You may have heard that India is incredibly book hungry. We are also hungry in a lot of other ways. A lot of people are hungry in the most literal sense of the word. At least one fourth of our population is below the poverty line, which is really the starvation line. More than half the nation is just about getting by without the basic, assured minimum – good diverse food, clean water, housing, medical aid, pension, terminal life care. A decent education comes just a little bit higher on the pyramid of needs. And books? Not schoolbooks, not books that help you pass exams, but books that allow you to drink at the fount of life, that let you grow into a fuller individual, someone who is better informed about human history and the human soul, books that can help you cope with a spiritual or economic crisis, books that attune you to the changeability of friends, of systems, of borders and moral boundaries, books that help you articulate the nameless terrors that have hounded you since childhood, books that let your mind climb into sky of possibility, books that comfort you when everyone else has failed you – how many Indians have access to such books?
Ten percent? Five? How many of us, once we have left school and college have access to a decent library? How many villages have a free or subsidised library? How many small towns have a good bookshop? How many bookshops in even big cities like Chandigarh? How many car showrooms? Even cities where there are a few good libraries tend not to have any outreach programs that would help fortify the connect between citizens and books. A library or bookshop is not a hospital, after all, where you go only when something is wrong and you need it fixed. They are more like parks for the mind – amusement parks, walking and jogging parks. They help create a fitter, healthier citizenry. Festivals are a step further along the same process of connecting books with citizens.

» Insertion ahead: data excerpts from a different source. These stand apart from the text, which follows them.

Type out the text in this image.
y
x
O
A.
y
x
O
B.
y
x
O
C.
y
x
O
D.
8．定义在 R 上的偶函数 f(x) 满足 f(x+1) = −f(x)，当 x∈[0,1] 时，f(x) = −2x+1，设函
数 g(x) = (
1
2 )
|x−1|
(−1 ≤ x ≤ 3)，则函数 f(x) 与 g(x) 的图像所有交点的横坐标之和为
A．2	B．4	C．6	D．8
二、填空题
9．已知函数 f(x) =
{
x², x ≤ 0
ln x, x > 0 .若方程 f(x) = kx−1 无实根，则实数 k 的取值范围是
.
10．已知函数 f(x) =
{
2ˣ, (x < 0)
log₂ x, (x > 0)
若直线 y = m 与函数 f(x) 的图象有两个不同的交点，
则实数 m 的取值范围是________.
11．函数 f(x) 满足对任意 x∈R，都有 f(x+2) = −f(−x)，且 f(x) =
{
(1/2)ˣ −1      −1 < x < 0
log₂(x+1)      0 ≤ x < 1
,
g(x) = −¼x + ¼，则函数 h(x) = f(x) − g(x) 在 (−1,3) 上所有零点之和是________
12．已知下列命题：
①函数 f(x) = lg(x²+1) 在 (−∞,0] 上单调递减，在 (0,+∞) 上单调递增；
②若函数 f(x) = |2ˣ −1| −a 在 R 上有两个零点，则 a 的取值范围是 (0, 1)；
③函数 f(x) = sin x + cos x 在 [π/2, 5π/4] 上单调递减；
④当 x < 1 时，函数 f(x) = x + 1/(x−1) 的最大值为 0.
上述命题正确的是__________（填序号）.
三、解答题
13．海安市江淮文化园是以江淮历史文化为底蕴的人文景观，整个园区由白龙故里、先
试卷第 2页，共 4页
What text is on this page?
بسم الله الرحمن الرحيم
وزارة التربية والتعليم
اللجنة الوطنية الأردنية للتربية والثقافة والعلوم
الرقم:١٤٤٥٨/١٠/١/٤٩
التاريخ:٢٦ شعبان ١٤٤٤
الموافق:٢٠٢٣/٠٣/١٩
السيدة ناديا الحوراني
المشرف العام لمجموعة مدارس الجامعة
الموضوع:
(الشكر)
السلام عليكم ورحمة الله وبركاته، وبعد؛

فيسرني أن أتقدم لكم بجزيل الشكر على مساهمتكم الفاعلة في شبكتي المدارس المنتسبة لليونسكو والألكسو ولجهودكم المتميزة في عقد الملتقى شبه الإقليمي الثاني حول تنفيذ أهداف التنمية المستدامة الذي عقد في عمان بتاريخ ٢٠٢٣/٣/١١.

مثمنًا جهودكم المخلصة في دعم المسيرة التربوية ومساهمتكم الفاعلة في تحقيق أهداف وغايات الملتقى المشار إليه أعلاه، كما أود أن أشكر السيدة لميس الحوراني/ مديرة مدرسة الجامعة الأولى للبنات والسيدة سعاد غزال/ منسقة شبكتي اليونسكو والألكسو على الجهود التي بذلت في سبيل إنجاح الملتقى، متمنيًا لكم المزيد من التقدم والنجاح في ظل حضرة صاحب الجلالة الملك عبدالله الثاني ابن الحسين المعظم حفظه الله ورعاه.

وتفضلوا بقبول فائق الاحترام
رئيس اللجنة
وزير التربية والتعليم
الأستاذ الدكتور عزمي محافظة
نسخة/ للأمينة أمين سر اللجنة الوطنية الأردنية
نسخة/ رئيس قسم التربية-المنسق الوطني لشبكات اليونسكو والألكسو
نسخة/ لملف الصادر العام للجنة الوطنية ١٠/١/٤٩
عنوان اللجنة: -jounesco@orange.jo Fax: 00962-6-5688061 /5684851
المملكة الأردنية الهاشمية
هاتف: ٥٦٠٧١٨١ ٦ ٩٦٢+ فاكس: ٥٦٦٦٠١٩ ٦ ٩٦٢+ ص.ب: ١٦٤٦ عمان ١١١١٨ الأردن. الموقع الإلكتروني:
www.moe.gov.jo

Those of us who are here today, we are a tribe. Some of us may not have other essential things – houses, cars or bikes, pensions – but we have books. Some of you may be thinking now, well I can afford to buy more books, but where is the time to read? Or you may be thinking, I don't read that much but I love stories. I want to engage with new ideas. I want to feel energised through knowing more, or being comforted by the beauty and balance found in two lines of a ghazal.
When we show up at literary events like this one, it is hard to say what we come looking for, what we hope to gain, how it will transform us. Yet, we know that words do have the power to transform. Our lives begin with a word – a name – and all the history that is attached to it. We become part of a larger community – a nation, a religion, a city, an organization – through stories. Then we keep writing and re-writing the narrative of who we are, where we are going, what we have to do.

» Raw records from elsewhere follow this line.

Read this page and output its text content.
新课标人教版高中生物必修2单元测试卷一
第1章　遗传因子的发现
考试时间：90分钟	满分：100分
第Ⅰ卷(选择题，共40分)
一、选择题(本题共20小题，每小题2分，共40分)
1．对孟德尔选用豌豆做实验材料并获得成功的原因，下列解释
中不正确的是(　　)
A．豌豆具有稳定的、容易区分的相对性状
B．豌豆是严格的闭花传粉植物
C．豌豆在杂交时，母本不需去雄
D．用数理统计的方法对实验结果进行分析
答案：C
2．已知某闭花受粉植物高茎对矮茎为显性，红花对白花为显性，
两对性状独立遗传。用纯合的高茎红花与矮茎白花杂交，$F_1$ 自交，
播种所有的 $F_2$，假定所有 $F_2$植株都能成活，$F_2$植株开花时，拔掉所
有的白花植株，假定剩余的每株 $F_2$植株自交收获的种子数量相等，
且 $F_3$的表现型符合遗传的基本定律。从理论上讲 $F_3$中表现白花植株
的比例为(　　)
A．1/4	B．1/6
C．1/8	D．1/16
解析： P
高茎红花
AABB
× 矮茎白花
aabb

Words and stories are not a luxury. They are critical to society. What is a luxury is our access to more complex stories. To be able to swap ideas, to challenge ideas, to hear people debating ideas in a safe and respectful environment – that is a luxury. A literature and arts festival provides that environment. This is why every town need its own festival. The arts need to expand. The bridges between the different arts need to be reinforced. For this, we need people to participate in the conversation around books.
This is what the Adab Foundation has been hoping to do over the last few years, and the conversations and readings you hear over the next three days are a step further along that road. I hope you will enjoy these discussions and participate in them. Welcome once again.